Iran continues to coordinate with China and Russia on nuclear and economic issues, which illustrates cooperation between major US adversaries. Russia has opposed stated US objectives in the nuclear negotiations by supporting Iran's “right” to enrich uranium. Russian Permanent Representative to the UN in Vienna, Mikhail Ulyanov, stated on May 30 that the US-Iran nuclear negotiations may “require” another round of trilateral deputy-level consultations between Iran, China, and Russia.[17] Iran, China, and Russia previously met in March and April 2025 in Beijing to discuss the Iranian nuclear issue.[18] Ulyanov stated in early March 2025 that Iranian production of 60 percent enriched uranium has “no weapons risk.”[19] China has separately defended “Iran's right to” peaceful nuclear energy and criticized sanctions on Iran.[20] International Atomic Energy Agency Director (IAEA) Rafael Grossi stated in March 2025 that Iran has enough 60 percent enriched uranium, if enriched further, to produce six nuclear weapons.[21] The Iranian, Chinese, and Russian permanent representatives to the United Nations reportedly also met on May 29 to coordinate positions on the US-Iran nuclear negotiations.[22] Ulyanov emphasized the importance of trilateral coordination before the next IAEA Board of Governors meeting on June 9 and 10. Ulyanov’s timeline is notable given that Iran and the United States are reportedly trying to reach a “political framework text” before the June Board of Governors meeting.[23] CTP-ISW previously assessed that Iran may calculate that reaching an interim deal with the United States before the meeting would delay or prevent snapback sanctions.[24] Iran, China, and Russia previously issued a joint statement in March 2025, effectively condemning the US “maximum pressure” strategy vis-a-vis Iran.[25]
Iran and China continue to cooperate to undermine the US “maximum pressure” campaign targeting Iranian oil exports.

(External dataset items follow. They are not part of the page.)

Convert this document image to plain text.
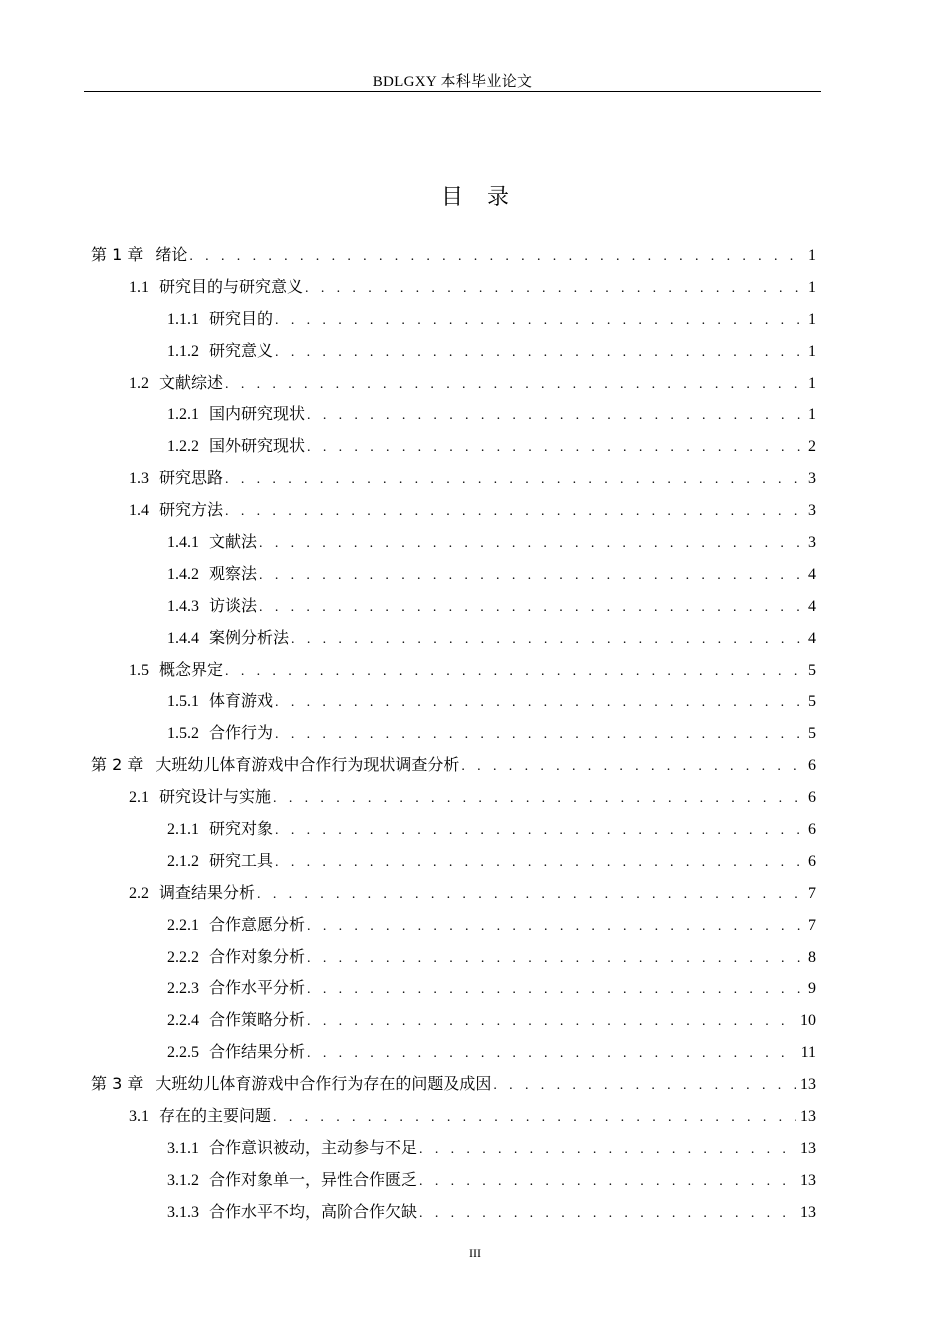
BDLGXY 本科毕业论文
目录
第 1 章 绪论 . . .	1
1.1 研究目的与研究意义 . . .	1
1.1.1 研究目的 . . .	1
1.1.2 研究意义 . . .	1
1.2 文献综述 . . .	1
1.2.1 国内研究现状 . . .	1
1.2.2 国外研究现状 . . .	2
1.3 研究思路 . . .	3
1.4 研究方法 . . .	3
1.4.1 文献法 . . .	3
1.4.2 观察法 . . .	4
1.4.3 访谈法 . . .	4
1.4.4 案例分析法 . . .	4
1.5 概念界定 . . .	5
1.5.1 体育游戏 . . .	5
1.5.2 合作行为 . . .	5
第 2 章 大班幼儿体育游戏中合作行为现状调查分析 . . .	6
2.1 研究设计与实施 . . .	6
2.1.1 研究对象 . . .	6
2.1.2 研究工具 . . .	6
2.2 调查结果分析 . . .	7
2.2.1 合作意愿分析 . . .	7
2.2.2 合作对象分析 . . .	8
2.2.3 合作水平分析 . . .	9
2.2.4 合作策略分析 . . .	10
2.2.5 合作结果分析 . . .	11
第 3 章 大班幼儿体育游戏中合作行为存在的问题及成因 . . .	13
3.1 存在的主要问题 . . .	13
3.1.1 合作意识被动，主动参与不足 . . .	13
3.1.2 合作对象单一，异性合作匮乏 . . .	13
3.1.3 合作水平不均，高阶合作欠缺 . . .	13
III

Bloomberg reported on May 30 that vessels responsible for shipping illicit Iranian oil to China are disabling their transponders to conduct ship-to-ship transfers in order to obfuscate the origin of the shipments.[26] These vessels are disappearing from tracking systems near eastern Malaysia, a hotspot for Iranian ship-to-ship transfers.[27] The unsanctioned San Marino-flagged Vani oil tanker sailed from Shandong Province, China, to the eastern Malaysian coast and “went dark” on May 15 and reappeared on May 20 fully loaded after conducting a ship-to-ship transfer with the US-sanctioned Guyana-flagged oil tanker Nora.[28] The Nora had sailed from the Persian Gulf to the eastern Malaysian coast. Starboard Maritime Intelligence data flagged an “encounter” between the two vessels east of Singapore, which indicates that the two vessels were either less than 50m apart for 10 minutes or less than 200m apart for 30 minutes.[29] Vani is currently headed to Qingdao, China, a hub for illicit Iranian oil exports.[30] China remains the largest importer of Iranian oil, which helps Iran circumvent US sanctions.[31]
The Iranian rial depreciated from 823,000 rials to one US dollar on May 29 to 824,000 rials to one US dollar on May 30.[34]